Another person was Dr. Jana Nisly who was working there when I came. She was our medical director, and she just had a nice manner with the patients and the families and really a good spirit to work with people. We were getting a lot of Hispanic families in at that time and Dr. Nisly spoke Spanish. All of us learned a little bit of it. She went on to be a missionary in El Salvador where she still lives.

What were some of the early challenges you faced and how did you deal with them?
The rise of the HIV epidemic triggered OSHA to set up safety standards in the workplace. So we tried to get those standards set up for the clinic as well. When I first went to work, someone handed me a card file and told me these are your policies and procedures for the clinic. What was in it were some cards that told me where to order supplies. I didn’t think that was really what we needed, so during the time that I was there, I wrote the policies and procedures for the clinic, and we got our OSHA standards set up.

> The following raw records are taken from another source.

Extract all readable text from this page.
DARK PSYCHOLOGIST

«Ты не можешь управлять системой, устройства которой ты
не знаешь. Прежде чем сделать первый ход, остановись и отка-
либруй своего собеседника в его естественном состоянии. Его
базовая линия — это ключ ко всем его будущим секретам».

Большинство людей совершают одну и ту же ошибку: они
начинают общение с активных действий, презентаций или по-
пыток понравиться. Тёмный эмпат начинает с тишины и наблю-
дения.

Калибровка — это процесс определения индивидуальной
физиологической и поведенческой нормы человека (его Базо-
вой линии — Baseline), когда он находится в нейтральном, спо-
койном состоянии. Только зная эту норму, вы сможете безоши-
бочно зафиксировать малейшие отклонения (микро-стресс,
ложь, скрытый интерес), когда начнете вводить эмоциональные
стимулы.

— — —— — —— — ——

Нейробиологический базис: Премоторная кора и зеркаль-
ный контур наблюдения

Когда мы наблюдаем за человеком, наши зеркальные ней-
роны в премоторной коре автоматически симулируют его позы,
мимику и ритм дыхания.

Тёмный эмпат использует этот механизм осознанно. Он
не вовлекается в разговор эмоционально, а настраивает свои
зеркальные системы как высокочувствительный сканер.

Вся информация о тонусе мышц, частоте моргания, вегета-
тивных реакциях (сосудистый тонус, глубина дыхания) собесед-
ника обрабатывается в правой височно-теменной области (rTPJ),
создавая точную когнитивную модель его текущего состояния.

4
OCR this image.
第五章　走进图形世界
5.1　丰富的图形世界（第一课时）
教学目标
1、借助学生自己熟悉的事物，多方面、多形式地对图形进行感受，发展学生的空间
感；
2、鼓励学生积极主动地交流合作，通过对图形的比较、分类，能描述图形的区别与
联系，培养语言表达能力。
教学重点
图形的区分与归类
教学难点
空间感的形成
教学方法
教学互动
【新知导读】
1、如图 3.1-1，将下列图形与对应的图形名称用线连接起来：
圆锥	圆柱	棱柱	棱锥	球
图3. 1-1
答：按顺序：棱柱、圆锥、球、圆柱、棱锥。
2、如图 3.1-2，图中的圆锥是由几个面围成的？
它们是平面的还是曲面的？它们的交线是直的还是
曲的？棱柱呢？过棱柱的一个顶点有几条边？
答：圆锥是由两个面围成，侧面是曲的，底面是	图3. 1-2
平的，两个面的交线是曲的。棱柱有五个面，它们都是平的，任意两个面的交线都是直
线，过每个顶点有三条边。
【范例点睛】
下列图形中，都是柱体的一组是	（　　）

Also, more people were coming to us because they couldn’t get health insurance. We were just trying to keep up with the need. At one point, they closed the practice (to new patients) because there were more people that were needing to be seen than we could handle.

There was also a time when we struggled with finances, and we just had to take steps to be able to survive. We tried to find ways we could raise some money. Later when we brought Dave Sanford in, he really had the gift of finding resources and putting them to work. He really has a skill set for raising funds and writing grants. He has a heart for it and a way of seeing it that has been a blessing for GraceMed.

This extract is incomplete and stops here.